The newly discovered carnyx shows signs of repair, said [Mark Hinman, chief executive of Pre-Construct Archaeology], indicating it was in use over a long period. While it was partially dismantled before being buried, with the shield bosses placed carefully on top, “the whole of the bell and the head are relatively complete – and it’s the only one that’s ever been found where they haven’t taken the ears off. It’s got these great big flappy ears which are wonderful, and they’re still in place.
“Objects like this remind us how little we know about so many different aspects of our past. These objects had names, people thought they were imbued by power. They may even have thought that they were alive at certain times in their existence – and all of the stories that go with them are lost.”

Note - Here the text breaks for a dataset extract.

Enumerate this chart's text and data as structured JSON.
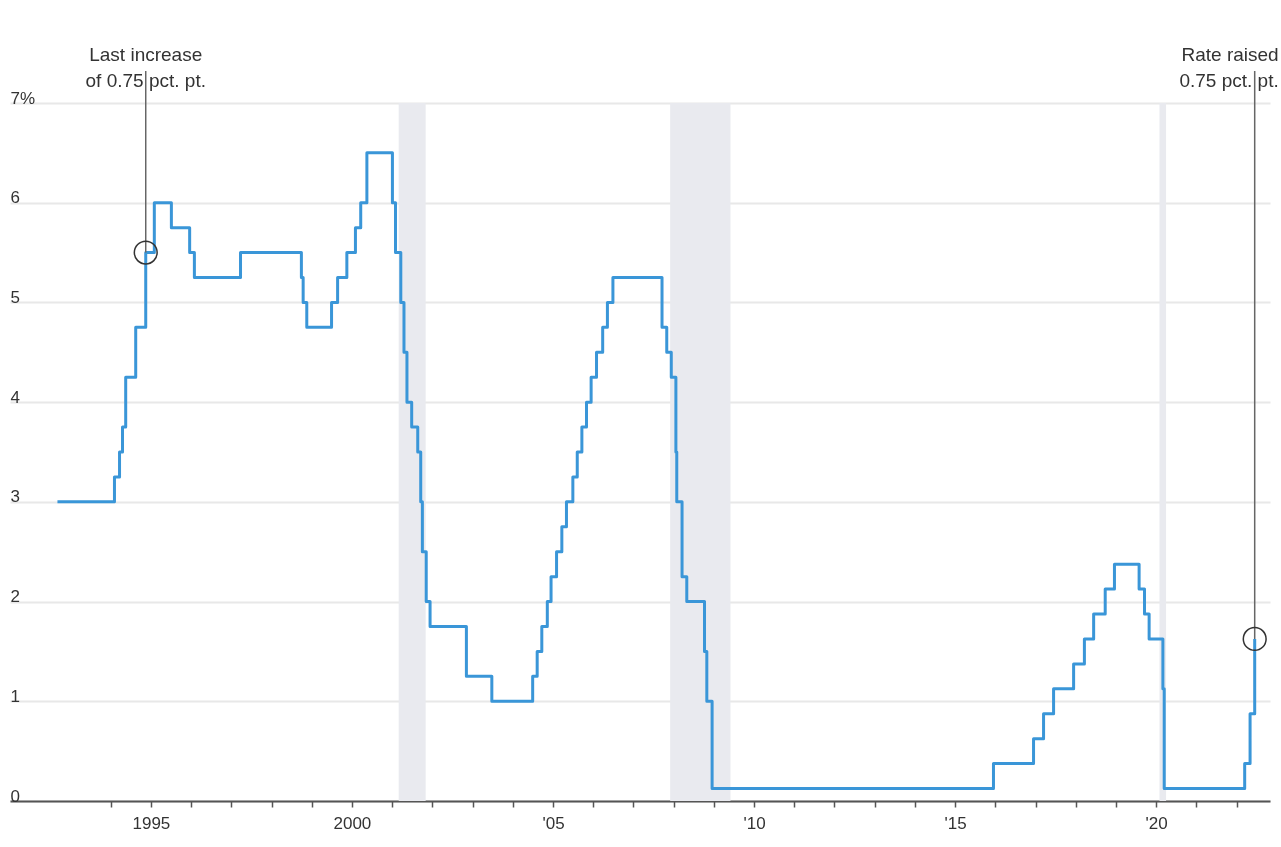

Having such a complete example will give musicologists a very rare opportunity to learn more about how carnyces were played and the sounds they produced. The first carnyx found almost complete with the tube and mouthpiece was discovered in a hoard with six other partial carnyces in Tintignac, south central France, in 2004. It had been deliberately broken into 40 pieces and when conservators pieced it back together, they realized it was missing only one section of the tube, giving researchers the first opportunity to reconstruct a full carnyx to figure out how it was played. Previous theoretical reconstructions had only had surviving bells to replicate, with the tube and mouthpiece recreated based on imagery found on coins and artifacts like the Gundestrup Cauldron. Eight years after the find, a replica of the Tintignac carnyx was completed and its beautiful and chilling sound recreated.
The Thetford carnyx is less fragmented but still very fragile, so the conservation and stabilization process will be just as deliberate and painstaking as it was for the Tintignac carnyx. The hoard has been reported as a potential treasure find. A coroner’s court will decide if it qualifies as official Treasure (it does) later this year.